The best thing was that in the days after Christmas I got my bike out and started cycling again on the advice of a work friend, and found this really helped keep the menopausal symptoms at bay. By the time I went back to work I felt a bit better and more able to cope. We’re not superhuman, and the menopause is tough – so my advice is don’t expect too much of yourself. Do whatever it takes to make it manageable.”
Expert tips for managing menopause over Christmas time
Expert tips for managing menopause over Christmas time by Kathy Abernethy, Director of Menopause Services at Peppy and immediate past Chair of the British Menopause Society.
Identify your trigger points
It might be a particular family member or a tradition you’d rather avoid, but we all have those things that just ‘set us off’.
Be honest with yourself about your triggers – if you dislike a certain part of the holidays, try to take a smaller role or just give it a miss. Ask a trusted friend or family member to help you deflect any questions.
Watch your temperature
Meeting lots of people over the holidays often leads to closer contact, warmer rooms and higher stress levels. This can be bad news for those with their own disrupted thermo-regulation and can cause an increase in hot flushes. Pack a cooling spritz spray in your bag and have your own bottle of iced water in the fridge at all times – both can really help.
Write a to-do list (and share it too)
Having every gift wrapped, dish cooked and bed made for the holidays can hard enough without brain fog. Take the pressure off yourself by writing a list and allocating jobs to family and guests – that way, it’s not just your responsibility.
Take care with alcohol
Alcohol, especially red wine, may worsen flushes, exacerbate low mood and affect your sleep, which won’t help your stress levels. It can be easy to end up drinking more than you meant to, so try alternating your drinks with non-alcoholic choices, or making sure you have mixers available to dilute alcoholic drinks.
Christmas and other celebrations are a great time to join with others and indulge yourself.
Be aware that while processed party foods feel like a treat, they are rich in salt and can make you retain water and feel bloated.

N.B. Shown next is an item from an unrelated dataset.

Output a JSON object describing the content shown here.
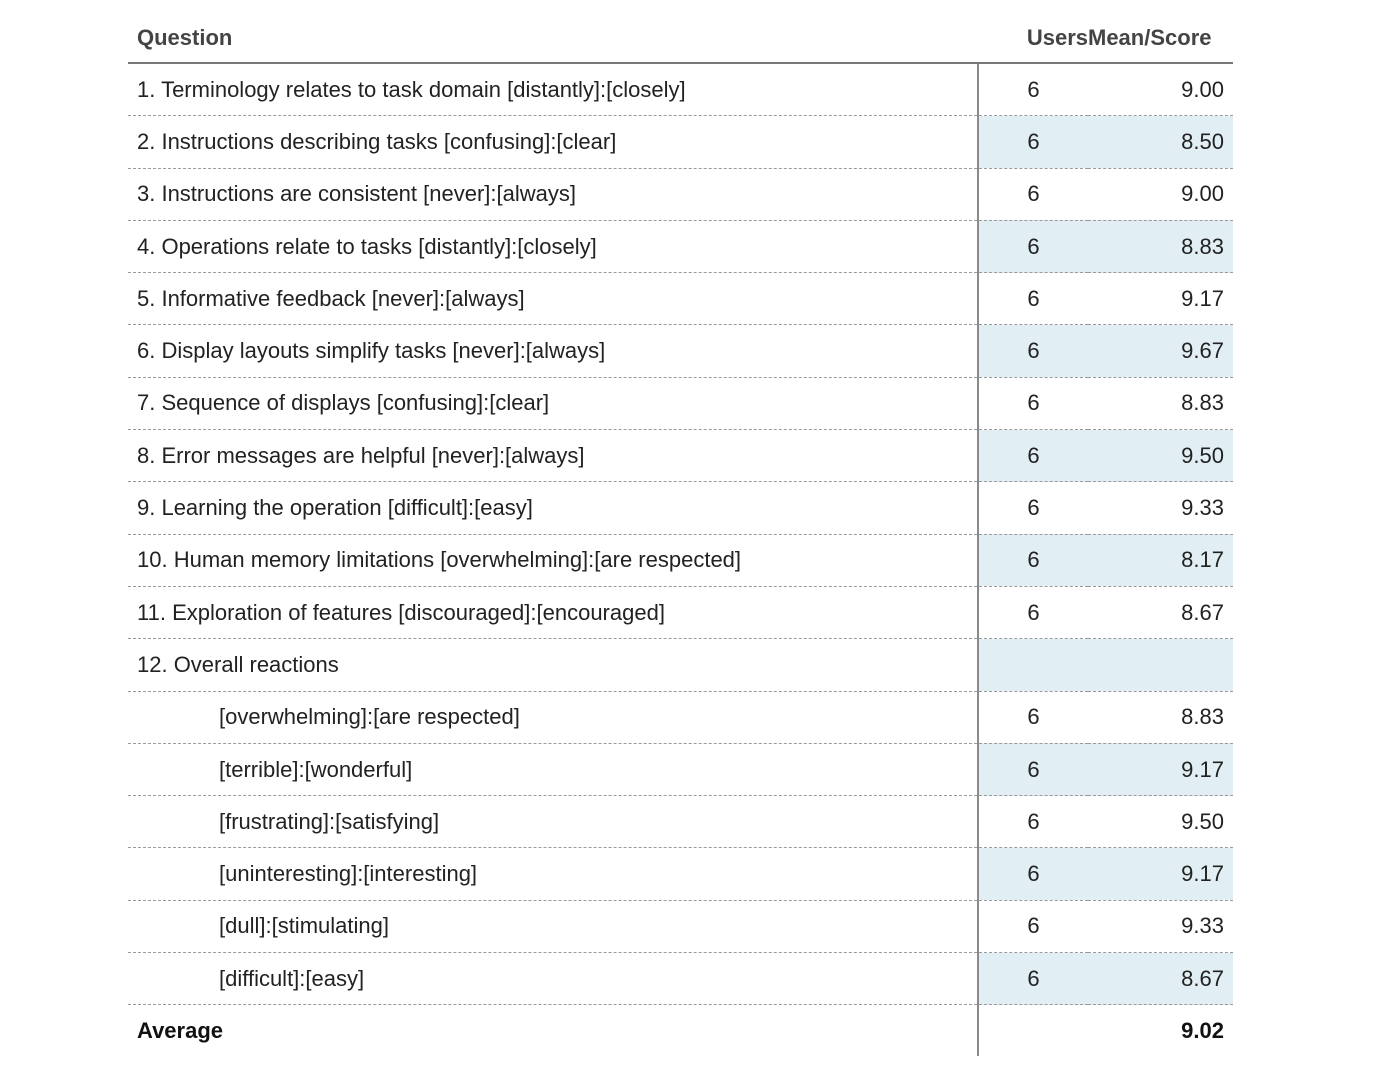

But don’t be too hard on yourself – it’s only one day and you can get back to your usual routine after you celebrate.
Dress for the occasion
Look for clothes made of natural fibres like cotton, bamboo or merino, and layer up so you have the option to take off your jumper if you get too warm.
Make time for you
If you are continuously busy, your stress hormones will go into overdrive and only make menopausal symptoms worse. Whether it’s as simple as taking time out to have a warm bath or going for a walk, don’t forget to give yourself space to regroup and refresh.
Keep the house ventilated
Keep the house well ventilated to minimise your flushes and step outside for a moment and take some deep breaths when you need to. If you don’t want to explain why to visitors, use Covid as an excuse.